The wind ordinance, if finalized and passed, would cover the proposed Prevailing Winds farm. However, the ordinance doesn’t specifically address Prevailing Winds or other projects.
The main point of Tuesday night’s hearing dealt with the section dealing with setbacks for wind farms. In the end, the commissioners voted to approve the ordinance as recommended by the county zoning board.
The ordinance calls for setbacks of 1,000 feet near residences and 550 feet near property lines.
The public hearing represented the second portion of Tuesday’s regular commission meeting. The commissioners recessed until the evening, when the hearing was held for greater convenience for the general public. The hearing was held in the courtroom to accommodate the estimated 80 persons in attendance.
The public comment portion of the hearing lasted 1 hour, 40 minutes. The commissioners heard 35 speakers, with 25 favoring the wind ordinance and 10 opposing to it.
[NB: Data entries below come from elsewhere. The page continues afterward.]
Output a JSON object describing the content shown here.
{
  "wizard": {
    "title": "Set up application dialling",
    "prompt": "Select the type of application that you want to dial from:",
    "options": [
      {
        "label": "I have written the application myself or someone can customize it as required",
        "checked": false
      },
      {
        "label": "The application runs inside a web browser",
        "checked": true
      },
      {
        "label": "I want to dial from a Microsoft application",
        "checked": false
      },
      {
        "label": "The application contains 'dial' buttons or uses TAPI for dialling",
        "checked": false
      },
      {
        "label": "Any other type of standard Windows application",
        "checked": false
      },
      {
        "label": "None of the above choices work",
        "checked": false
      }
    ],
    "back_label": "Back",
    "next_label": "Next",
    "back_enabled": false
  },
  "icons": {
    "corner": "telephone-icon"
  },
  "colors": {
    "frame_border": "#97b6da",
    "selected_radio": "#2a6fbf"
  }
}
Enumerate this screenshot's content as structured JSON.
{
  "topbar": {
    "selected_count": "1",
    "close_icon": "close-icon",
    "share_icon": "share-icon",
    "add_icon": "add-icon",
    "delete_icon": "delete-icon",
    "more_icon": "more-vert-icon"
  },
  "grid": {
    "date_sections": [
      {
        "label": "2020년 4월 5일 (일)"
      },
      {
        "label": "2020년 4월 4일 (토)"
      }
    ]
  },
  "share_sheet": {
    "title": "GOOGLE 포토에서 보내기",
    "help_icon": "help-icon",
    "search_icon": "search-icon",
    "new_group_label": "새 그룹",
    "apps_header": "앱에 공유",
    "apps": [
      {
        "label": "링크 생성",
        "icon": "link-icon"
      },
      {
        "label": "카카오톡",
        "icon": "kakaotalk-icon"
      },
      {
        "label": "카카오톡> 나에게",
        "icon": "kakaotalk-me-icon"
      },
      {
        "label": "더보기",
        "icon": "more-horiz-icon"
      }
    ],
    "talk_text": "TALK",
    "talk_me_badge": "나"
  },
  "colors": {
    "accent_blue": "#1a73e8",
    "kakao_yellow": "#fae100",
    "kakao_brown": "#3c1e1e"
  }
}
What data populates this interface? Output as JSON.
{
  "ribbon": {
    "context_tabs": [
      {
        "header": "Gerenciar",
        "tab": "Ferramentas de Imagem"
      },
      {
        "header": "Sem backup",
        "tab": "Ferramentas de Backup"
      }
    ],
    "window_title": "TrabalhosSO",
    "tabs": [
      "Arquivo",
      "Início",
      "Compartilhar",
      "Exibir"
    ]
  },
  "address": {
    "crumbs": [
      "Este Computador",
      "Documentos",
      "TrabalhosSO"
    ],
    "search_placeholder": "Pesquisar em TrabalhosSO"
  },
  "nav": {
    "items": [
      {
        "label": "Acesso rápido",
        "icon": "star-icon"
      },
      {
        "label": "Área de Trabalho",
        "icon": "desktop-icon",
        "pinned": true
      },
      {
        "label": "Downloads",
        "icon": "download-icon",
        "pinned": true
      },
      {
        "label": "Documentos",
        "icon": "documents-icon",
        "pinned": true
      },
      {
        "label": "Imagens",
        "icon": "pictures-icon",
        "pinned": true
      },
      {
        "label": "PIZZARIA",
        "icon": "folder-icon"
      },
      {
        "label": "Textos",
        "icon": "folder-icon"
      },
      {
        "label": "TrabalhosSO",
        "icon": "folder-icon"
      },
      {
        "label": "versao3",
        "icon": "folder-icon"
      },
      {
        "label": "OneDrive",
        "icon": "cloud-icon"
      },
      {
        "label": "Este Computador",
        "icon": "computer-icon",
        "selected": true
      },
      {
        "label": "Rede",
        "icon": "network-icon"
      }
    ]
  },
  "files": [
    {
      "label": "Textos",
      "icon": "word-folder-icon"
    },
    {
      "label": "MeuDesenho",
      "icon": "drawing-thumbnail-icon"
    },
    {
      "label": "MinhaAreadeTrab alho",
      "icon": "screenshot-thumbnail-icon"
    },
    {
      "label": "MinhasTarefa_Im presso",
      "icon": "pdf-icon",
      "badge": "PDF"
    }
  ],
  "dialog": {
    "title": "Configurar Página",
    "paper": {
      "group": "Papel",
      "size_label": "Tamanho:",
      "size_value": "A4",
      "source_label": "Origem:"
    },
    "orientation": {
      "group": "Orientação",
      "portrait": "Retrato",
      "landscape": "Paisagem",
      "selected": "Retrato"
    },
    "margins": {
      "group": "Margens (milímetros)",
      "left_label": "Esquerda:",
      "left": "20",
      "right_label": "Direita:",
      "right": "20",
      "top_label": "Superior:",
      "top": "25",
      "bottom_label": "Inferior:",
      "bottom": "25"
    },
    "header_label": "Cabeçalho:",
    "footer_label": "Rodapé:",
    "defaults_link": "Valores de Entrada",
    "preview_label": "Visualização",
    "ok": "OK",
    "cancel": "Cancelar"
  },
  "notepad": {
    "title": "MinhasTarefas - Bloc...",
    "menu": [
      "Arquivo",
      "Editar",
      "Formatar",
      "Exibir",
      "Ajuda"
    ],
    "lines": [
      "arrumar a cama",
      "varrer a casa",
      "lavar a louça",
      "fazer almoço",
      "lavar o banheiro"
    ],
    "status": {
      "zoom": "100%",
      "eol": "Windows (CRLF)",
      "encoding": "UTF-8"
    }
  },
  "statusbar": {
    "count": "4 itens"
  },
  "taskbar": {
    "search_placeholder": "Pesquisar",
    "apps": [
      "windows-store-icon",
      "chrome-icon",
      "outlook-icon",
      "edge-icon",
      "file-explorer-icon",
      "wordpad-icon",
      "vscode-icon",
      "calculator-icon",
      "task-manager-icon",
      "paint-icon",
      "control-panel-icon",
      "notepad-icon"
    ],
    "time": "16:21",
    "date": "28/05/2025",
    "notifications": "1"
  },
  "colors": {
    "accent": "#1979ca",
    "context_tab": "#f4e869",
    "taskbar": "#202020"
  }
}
The commissioners received an additional 17 letters in favor and seven letters in opposition.
The public testimony brought a wide range of data and opinion, with the discussion becoming passionate at times.
The commissioners noted a wind farm could be constructed even with passage of the ordinance, but the county would have some controls. They added that the proposed Bon Homme ordinance follows the state’s recommendations and what other counties have used.
Without Article 17, the wind developers would only need a conditional-use permit, the commissioners added.
Discussion was held on possibly changing the proposed 1,000 feet setback to 1,500 feet.
The Bon Homme County commissioners could decide to amend the ordinance to 1,500 feet at the second reading, according to Brian McGinnis with the District III Planning and Development office in Yankton.
The county could also decide to amend the ordinance at any other time down the line, he added.